Blum was also behind the lawsuit that gutted the Voting Rights Act and others that challenged improved representation for Black and Latino voters as "racial gerrymandering."
Another one of the most litigious groups in this space is America First Legal, led by the architect of Trump's most racist immigration policies, Stephen Miller. His group sues to stop policies that promote racial justice by arguing that they discriminate against whites.
Ian Haney López, a law professor at UC Berkeley, told me that the use of white grievance to rationalize racist oppression has a long history in this country, dating back to slavery. It lost mainstream acceptability after World War II and the atrocities of Hitler.
In the 1960s, opponents of the civil rights movement brought it back in disguise. "The forces of white dominance realized they could use a 'colorblind' argument to say the racial status quo has to be preserved," Haney López said.

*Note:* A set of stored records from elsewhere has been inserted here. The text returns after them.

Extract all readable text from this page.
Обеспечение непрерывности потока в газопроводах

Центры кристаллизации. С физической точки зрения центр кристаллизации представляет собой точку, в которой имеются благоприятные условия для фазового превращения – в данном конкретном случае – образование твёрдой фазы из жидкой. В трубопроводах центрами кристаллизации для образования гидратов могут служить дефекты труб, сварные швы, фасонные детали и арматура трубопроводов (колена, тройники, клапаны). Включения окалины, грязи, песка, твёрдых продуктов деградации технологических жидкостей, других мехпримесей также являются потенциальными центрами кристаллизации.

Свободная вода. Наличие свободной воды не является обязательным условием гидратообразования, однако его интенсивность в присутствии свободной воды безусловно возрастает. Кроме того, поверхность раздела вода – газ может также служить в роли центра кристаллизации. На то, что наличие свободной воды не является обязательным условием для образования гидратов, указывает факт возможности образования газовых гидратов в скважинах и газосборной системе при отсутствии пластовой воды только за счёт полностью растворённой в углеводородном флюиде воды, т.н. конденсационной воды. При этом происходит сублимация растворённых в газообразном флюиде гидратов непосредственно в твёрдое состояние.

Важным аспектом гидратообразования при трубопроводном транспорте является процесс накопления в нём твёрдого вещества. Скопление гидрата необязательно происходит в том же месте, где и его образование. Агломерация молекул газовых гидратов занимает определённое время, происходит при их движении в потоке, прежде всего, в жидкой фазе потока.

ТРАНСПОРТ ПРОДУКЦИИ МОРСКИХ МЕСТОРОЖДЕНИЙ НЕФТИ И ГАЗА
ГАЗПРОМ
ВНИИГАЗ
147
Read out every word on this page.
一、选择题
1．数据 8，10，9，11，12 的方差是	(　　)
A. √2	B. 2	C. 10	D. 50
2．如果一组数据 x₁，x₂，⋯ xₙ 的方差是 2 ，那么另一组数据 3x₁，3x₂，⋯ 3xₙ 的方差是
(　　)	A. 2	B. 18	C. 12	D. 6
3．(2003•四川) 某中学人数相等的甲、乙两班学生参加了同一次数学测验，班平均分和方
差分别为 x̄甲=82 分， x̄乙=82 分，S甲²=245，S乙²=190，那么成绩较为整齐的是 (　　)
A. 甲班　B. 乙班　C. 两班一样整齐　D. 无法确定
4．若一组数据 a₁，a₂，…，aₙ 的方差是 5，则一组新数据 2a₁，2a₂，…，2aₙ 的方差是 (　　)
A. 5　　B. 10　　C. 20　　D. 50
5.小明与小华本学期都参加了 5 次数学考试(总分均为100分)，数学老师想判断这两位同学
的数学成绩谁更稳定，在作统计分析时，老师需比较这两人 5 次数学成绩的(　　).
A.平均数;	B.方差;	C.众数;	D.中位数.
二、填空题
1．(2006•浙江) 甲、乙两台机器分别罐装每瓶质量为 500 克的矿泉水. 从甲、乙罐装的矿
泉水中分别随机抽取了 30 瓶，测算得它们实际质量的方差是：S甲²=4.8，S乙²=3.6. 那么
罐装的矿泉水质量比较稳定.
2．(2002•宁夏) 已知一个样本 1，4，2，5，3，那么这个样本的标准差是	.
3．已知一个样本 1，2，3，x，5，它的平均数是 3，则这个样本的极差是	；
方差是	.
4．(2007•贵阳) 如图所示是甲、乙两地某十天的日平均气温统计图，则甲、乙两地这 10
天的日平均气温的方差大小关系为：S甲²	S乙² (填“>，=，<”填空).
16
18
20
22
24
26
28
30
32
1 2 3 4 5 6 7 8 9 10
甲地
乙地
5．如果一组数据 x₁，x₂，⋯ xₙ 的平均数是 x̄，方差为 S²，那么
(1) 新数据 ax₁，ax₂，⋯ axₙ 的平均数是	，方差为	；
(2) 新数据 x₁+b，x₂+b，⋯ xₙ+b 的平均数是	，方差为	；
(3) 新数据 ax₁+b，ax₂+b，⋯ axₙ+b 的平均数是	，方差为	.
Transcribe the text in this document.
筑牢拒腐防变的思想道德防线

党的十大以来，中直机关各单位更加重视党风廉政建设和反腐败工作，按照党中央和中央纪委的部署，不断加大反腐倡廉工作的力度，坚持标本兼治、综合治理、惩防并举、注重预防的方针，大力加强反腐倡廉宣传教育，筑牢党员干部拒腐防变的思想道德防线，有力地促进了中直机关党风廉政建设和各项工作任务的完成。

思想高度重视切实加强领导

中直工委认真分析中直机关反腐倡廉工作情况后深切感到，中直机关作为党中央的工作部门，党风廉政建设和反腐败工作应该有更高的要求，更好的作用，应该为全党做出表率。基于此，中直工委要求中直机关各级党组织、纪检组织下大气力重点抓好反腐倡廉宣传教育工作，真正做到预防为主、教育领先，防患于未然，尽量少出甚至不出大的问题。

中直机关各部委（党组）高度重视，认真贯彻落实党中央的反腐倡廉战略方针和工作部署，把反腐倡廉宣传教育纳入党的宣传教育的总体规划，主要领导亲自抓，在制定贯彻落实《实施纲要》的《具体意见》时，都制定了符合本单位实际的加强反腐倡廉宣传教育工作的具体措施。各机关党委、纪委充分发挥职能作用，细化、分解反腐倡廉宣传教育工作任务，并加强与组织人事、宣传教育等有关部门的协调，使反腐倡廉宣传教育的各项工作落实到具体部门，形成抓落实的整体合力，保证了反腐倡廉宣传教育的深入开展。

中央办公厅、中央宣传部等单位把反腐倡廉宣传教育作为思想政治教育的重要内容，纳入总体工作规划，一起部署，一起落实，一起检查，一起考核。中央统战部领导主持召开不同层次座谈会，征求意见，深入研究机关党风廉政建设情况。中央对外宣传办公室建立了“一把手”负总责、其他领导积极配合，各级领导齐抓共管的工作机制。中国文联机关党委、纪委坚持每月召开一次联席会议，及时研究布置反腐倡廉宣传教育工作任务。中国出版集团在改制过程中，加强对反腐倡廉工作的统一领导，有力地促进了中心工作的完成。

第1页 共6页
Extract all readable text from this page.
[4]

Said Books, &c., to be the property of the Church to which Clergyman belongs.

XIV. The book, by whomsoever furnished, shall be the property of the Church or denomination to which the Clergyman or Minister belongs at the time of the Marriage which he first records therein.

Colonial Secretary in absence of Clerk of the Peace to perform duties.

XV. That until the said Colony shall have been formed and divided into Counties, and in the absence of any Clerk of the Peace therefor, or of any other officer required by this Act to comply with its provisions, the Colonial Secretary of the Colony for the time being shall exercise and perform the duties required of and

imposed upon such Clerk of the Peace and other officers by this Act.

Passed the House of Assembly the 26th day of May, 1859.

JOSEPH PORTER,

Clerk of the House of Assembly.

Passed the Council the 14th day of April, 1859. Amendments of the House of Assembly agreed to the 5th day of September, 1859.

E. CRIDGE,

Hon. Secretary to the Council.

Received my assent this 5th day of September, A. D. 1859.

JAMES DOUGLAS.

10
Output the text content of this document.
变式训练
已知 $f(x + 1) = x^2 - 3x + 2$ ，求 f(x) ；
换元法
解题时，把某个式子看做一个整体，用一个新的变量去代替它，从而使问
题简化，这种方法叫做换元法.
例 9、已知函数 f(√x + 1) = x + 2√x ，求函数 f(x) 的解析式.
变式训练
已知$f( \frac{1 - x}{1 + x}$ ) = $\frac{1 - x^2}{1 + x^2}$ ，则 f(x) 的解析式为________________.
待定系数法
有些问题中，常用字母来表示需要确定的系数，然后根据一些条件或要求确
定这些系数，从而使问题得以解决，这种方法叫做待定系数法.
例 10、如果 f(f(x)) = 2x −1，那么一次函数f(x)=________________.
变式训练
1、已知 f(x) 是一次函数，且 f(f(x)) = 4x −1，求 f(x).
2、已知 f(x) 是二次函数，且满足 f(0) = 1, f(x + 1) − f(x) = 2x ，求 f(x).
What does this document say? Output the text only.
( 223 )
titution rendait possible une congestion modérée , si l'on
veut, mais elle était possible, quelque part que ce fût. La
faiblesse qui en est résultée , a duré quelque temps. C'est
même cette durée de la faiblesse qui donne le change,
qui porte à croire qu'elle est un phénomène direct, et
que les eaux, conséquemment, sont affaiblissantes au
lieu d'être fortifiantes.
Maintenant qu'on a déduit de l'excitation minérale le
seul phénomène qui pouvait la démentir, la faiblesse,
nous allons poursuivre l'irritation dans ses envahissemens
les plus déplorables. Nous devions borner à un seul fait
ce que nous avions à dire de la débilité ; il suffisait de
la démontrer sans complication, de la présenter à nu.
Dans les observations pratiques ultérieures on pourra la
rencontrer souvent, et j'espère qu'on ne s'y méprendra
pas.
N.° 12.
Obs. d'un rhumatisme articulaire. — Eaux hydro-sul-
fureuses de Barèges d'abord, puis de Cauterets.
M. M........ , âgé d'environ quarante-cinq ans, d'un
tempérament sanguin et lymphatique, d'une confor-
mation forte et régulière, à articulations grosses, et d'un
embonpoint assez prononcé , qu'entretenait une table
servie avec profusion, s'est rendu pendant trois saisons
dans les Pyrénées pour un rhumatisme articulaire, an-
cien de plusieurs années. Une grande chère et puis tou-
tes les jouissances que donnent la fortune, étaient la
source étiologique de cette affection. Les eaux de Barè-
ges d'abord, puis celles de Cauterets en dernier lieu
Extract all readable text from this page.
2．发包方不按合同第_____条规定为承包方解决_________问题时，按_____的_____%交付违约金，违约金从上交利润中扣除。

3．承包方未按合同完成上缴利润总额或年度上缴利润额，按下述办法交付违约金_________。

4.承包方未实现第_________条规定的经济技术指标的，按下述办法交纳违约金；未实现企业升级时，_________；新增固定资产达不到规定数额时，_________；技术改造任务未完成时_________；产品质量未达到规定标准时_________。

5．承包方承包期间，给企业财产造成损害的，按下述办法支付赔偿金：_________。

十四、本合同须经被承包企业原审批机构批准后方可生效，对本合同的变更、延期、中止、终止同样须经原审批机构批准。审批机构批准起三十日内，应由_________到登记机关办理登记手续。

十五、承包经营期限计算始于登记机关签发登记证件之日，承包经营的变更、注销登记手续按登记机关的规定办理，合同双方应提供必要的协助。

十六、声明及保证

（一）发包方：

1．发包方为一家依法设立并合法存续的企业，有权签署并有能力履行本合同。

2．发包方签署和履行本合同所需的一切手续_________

Under their rationale, he explains, "the most you can do is stop formally oppressing people on an expressly racial basis."
To go further, with race-conscious policies attempting to repair centuries of systemic racism, was cast as oppressive to white people.
In a 1964 campaign speech, Barry Goldwater mainstreamed the idea that anti-racism was unconstitutional and racist by appealing to "colorblind" fictions: "It has been well-said that the Constitution is colorblind. And so it is just as wrong to compel children to attend certain schools for the sake of so-called integration as for the sake of segregation."
That was nonsense. The Constitution never was colorblind. It set race-conscious policies from the beginning, like the "three-fifths" clause from 1787 that counted each enslaved individual as less than a full person. After the Civil War, framers of the 14th Amendment repeatedly rejected efforts to ban consideration of race by the federal government. Congress then passed multiple laws that specifically helped formerly enslaved African Americans on the basis of race.
Sergio Muñoz, policy director at Media Matters for America, says it's easy to be manipulated by "colorblind" rhetoric.
"Instinctually, that sounds right: You don't want to treat anyone differently on account of race," Muñoz said. "But what that doesn't account for is we're all part of a society that for hundreds of years has been treating people differently on account of race."
"Colorblind" grifters often invoke the Rev. Martin Luther King Jr., quoting his dream of a nation where his children "will not be judged by the color of their skin but by the content of their character." Of course, King was unequivocal in his support for affirmative action: "It is obvious that if a man is entered at the starting line in a race 300 years after another man, the first would have to perform some impossible feat in order to catch up with his fellow runner."
GOP politicians are now shedding the costume of colorblindness. "We're coming back to an open conversation of white people as imperiled by innately inferior groups," Haney López told me.
"Anti-racist is a code word for anti-white" was a line from white supremacist Bob Whitaker's early 2000s essay "The Mantra." Back then, it was fringe. Today, it's a popular right-wing talking point.
Haney López says wealthy GOP elites advance this ideology to exploit white racial anxieties and consolidate power. Ultimately, the campaign will also leave behind working- and middle-class white people.
"We need to talk about racism as a weapon of the power elites that threatens us all," he told me. "We cannot be siloed."
Divided, we have no chance against our common enemy.